Die Straße zurück nach Nepal war völlig unbrauchbar, im gänzlich zerstörten chinesischen Grenzort Zangmu und Umgebung alleine 1200 Tote. Weder wir noch die für die AMICAL alpin Mannschaft
beschäftigten Sherpas hätten auf dem Landweg zurück reisen können. So entschieden wir uns zunächst in der Sicherheit des vorgeschobenen Basislagers zu verbleiben.

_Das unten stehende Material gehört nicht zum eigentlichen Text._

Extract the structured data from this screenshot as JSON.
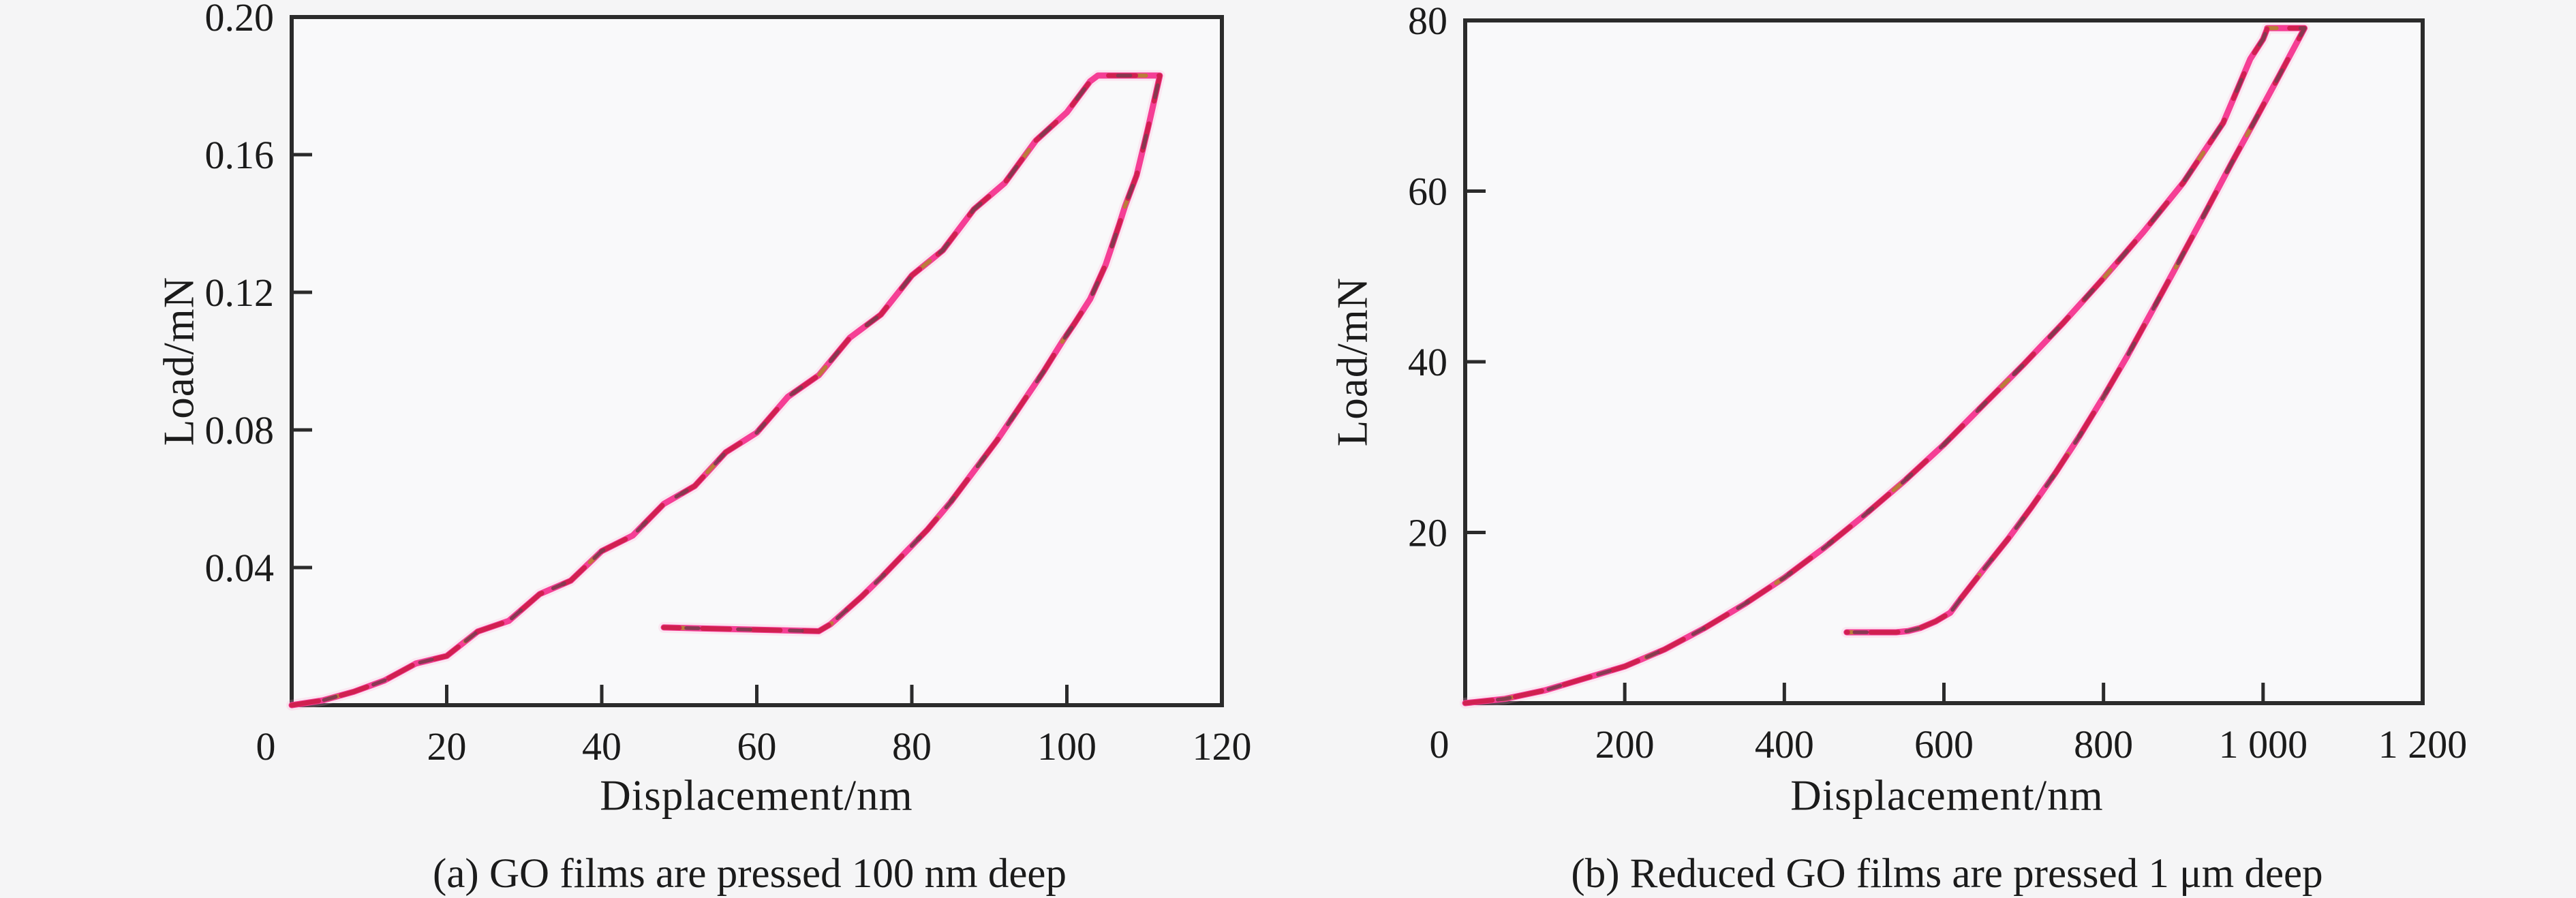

Nach drei Tagen wurde uns von den chinesischen Behörden mitgeteilt der Everest sei aus Sicherheitsgründen auf der tibetischen Seite für ein halbes Jahr gesperrt. Seismologen würden weitere starke
Nachbeben mit Epizentrum bei Tingri -nördlich des Everest- erwarten. So stiegen wir die 22 km ins untere Basislager wieder ab und trafen dort viele entweder beim Zusammenpacken oder aber
erfuhren, dass einige schon abgereist waren. Mit dem Ziel so schnell wie möglich über Lhasa und Peking zurück nach Europa oder Japan zu reisen. Zurück blieb das Zwischenlager und das ABC, wo
inzwischen Ausrüstung und Verpflegung, welche von über etwa 1000 Yaks transportiert wurde, lagerte. Hoffentlich findet diese nach dem Rücktransport den Weg zu bedürftigen Abnehmern, damit die
Tonnen von Verpflegung nicht verrotten.
Diese Zeilen schreibe ich von Lhasa - der rapide wachsenden Hauptstadt Tibets. Insgesamt 14 Fahrstunden vom Everest Basislager entfernt. Die China Tibet Mountaineering Association (CTMA) trägt
großzügig die Kosten für Rücktransport, Unterbringung und Verpflegung. Und kümmert sich um die Visaformalitäten der gesamten gestrandeten Bergsteiger an allen tibetischen Gipfeln. Uns bleiben die
Kosten für die überraschend baldige Rückreise ab Lhasa.
Wir planen am 6. der 7. Mai nach Kathmandu zurück zu fliegen und sind uns bewusst, dass wir dort eventuell eher eine Last als eine Hilfe sein werden. Aber es ist mir wichtig die beiden 2001 und
2009 gemeinsam mit der Nepalhife Beilngries auf den Weg gebrachten Schulen in Sindhubalchowk in Augenschein zu nehmen. Beide sollen schwer beschädigt oder zerstört sein. Wir haben ein leichtes
Zelt, Matten und gefriergetrocknete Verpflegung im Gepäck.
Für den 10. Mai plant die chinesische Regierung den gesamten Sherpas (also nicht nur den Hochträgern sondern auch den Köchen und Küchenhelfern) einen kompletten Charterflug von Lhasa nach KTM
kostenlos zur Verfügung zu stellen. Laut CTMA hier in Lhasa ist die Wahrscheinlichkeit bei ca. 90%. Es gibt seit dem Erdbeben keinen anderen Weg aus Tibet nach Nepal. Nyalam muss weitestgehend
zerstört und die Straße nach Kodari an vielen Stellen unbrauchbar sein. Auch die Straße westlich des Shisha Pangma ins vordere Langtang nach Sybru Besi/Dhunche ist zerstört.